1 of 1 people found this helpful
There is a mesh fabric, but a mesh interface unit converts to and from its packet interface to memory accesses. Briefly, we didn't produce a chip with a messaging interface exposed because we didn't know what it should be, and it would have required a difficult and timeconsuming modification of the core to implement. Instead we provided a couple key building blocks for experimentation with messaging that will provide insights on its value and relevance.
The building blocks are: lack of cache coherence and its overhead in area, complexity or traffic, local memory on die, and the cache modifications (L1 tagging, invalidate instruction, and L2 bypass). These allow communication between the cores without going off-die (though off-die is also permitted with the cache modifications).
These can be used with a variety of messaging models, and with our experiments show a 15x performance advantage for small messages (depending of frequency configuration). We have an example implementation with RCCE. If one uses the TCPIP stack in Linux the benefits of lower latency will be lost. If one uses an async interacation and optimizes copies as iRCCE from RTWH Auchen the benefits are increased.
Beyond performance, one reason one might want to use messaging on-die would be to preserve a consistent programming model on die that is used off-die for a scaleout application. We have single core nodes, but one could imagine dual or quad core nodes that have local cache coherence.
Shared memory can also be used with selective software managed cache coherence. Indeed a PGAS model such as UPC could also be explored on SCC. We're interested in what the community discovers with experimentation.

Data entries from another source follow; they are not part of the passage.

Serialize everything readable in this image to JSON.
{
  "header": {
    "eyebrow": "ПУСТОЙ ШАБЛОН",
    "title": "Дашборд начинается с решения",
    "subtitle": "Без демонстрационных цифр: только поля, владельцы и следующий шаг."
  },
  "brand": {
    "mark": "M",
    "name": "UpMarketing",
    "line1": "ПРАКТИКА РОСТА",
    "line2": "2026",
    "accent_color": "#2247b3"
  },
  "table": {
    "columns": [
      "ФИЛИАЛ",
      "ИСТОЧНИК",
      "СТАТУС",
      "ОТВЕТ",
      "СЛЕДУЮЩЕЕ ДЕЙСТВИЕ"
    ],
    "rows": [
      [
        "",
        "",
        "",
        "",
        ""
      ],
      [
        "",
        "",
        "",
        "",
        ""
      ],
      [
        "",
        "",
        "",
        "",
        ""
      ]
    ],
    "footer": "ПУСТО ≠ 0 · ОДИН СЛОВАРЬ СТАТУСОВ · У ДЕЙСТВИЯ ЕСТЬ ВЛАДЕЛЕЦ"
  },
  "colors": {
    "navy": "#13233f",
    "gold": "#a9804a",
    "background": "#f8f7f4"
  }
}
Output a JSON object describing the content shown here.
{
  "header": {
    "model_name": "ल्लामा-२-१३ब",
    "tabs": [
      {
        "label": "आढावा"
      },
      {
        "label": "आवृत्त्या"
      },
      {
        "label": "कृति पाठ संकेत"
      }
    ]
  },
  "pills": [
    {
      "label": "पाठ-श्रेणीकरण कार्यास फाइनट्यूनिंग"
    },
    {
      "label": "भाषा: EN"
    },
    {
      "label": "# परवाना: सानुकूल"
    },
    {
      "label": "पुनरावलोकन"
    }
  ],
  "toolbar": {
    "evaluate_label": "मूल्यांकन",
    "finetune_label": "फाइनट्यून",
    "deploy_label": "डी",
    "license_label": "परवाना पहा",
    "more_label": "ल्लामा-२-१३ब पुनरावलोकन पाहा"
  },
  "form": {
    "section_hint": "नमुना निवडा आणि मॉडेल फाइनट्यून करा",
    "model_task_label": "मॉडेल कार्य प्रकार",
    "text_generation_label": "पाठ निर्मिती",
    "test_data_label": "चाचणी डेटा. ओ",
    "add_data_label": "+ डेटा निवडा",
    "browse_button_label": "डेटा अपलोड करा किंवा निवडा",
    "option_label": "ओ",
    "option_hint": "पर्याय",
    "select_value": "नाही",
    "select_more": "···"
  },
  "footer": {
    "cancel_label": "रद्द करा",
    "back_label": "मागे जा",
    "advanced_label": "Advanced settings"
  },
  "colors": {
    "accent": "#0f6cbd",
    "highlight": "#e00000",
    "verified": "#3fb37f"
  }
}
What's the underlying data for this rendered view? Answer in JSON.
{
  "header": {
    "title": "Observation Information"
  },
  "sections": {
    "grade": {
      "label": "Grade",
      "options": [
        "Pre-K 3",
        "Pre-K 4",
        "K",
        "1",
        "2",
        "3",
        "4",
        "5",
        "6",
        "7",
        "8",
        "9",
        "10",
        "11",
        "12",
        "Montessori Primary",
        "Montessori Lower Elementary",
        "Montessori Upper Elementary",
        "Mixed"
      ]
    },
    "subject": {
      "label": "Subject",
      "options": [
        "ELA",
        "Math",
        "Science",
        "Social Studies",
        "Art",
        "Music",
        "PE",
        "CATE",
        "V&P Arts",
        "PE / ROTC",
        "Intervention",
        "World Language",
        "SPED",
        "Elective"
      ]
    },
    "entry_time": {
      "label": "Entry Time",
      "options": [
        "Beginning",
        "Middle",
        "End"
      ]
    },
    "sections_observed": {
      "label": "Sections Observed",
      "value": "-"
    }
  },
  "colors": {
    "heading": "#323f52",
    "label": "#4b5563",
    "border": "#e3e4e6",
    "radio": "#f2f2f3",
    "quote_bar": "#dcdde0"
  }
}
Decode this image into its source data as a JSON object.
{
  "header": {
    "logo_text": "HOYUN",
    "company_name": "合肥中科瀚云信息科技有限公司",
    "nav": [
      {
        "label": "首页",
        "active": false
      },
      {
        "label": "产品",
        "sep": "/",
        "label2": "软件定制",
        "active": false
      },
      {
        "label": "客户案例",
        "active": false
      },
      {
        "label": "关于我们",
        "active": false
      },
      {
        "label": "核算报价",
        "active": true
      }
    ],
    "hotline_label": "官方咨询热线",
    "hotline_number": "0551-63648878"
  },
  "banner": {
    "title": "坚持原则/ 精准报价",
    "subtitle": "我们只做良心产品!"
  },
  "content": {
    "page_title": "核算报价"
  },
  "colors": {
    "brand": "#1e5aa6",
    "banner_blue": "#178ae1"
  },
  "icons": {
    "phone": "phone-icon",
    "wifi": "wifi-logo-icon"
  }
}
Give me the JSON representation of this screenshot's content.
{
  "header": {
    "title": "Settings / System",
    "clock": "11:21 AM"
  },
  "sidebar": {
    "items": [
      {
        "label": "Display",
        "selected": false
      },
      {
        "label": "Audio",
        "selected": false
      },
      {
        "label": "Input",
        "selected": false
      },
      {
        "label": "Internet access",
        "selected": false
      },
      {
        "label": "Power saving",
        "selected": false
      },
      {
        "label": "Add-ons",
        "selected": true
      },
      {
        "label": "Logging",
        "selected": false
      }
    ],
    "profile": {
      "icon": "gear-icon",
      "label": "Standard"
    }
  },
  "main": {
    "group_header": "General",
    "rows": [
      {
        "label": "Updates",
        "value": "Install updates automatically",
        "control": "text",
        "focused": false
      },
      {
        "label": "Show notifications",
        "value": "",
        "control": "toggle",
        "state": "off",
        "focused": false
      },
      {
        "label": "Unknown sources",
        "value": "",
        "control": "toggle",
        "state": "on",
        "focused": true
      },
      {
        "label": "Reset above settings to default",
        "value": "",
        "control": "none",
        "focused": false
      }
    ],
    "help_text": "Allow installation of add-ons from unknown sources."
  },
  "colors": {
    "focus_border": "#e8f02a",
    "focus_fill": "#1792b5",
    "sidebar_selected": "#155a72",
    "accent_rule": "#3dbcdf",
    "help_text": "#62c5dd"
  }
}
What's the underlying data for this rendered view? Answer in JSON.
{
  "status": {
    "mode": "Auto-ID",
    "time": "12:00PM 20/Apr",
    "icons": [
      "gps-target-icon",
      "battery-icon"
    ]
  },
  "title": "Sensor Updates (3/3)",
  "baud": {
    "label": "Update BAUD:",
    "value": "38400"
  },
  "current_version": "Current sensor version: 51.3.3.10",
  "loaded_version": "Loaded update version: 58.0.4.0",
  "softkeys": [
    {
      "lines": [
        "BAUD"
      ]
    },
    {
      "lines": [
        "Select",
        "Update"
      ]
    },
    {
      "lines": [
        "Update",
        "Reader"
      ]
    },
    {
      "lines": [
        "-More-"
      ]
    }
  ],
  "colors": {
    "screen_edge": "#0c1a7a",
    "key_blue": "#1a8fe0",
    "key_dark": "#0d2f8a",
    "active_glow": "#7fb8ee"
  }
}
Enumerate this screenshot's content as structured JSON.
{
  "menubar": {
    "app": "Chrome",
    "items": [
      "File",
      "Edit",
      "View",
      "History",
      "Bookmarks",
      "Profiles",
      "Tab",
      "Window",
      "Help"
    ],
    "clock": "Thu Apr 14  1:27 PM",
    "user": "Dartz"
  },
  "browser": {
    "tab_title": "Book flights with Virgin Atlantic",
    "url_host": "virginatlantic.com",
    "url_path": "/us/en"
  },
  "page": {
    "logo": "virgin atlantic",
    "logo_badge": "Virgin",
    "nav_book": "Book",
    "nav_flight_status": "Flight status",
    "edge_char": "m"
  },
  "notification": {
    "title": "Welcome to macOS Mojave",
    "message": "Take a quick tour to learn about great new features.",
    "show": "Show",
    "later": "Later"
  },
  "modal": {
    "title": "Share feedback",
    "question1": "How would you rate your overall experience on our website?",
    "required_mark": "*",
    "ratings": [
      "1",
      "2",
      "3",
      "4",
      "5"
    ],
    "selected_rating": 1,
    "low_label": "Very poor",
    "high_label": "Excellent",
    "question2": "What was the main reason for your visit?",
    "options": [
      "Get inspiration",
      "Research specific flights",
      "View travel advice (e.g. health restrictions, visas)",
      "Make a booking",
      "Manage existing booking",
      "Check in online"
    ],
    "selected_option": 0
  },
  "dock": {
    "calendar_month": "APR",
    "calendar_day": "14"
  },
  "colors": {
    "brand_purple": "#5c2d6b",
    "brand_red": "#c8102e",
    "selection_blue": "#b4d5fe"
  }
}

Thanks for an interesting reply.
I just don't understand 15x performance, compared to what? Compared to large messages?
To my understanding, the user does not experience big performance boost when comparing to a system with a shared memory (no messaging), because in SCC the messages are indirect. It is the programming model you are after. The messages model HW acceleration is not fully implemented here. SCC messaging mechanism exists here just so we can feel it.
Am I right?
Compared to messages through off-die (regular reading-writing of) memory. Please see http://communities.intel.com/docs/DOC-5032
You may want to review the other documents in that section of this website for background.
There are no message instructions, just enough HW to implement a first level API to support the programming model. The programming model and the ability of SW to exploit the low latency of staying on die is the question.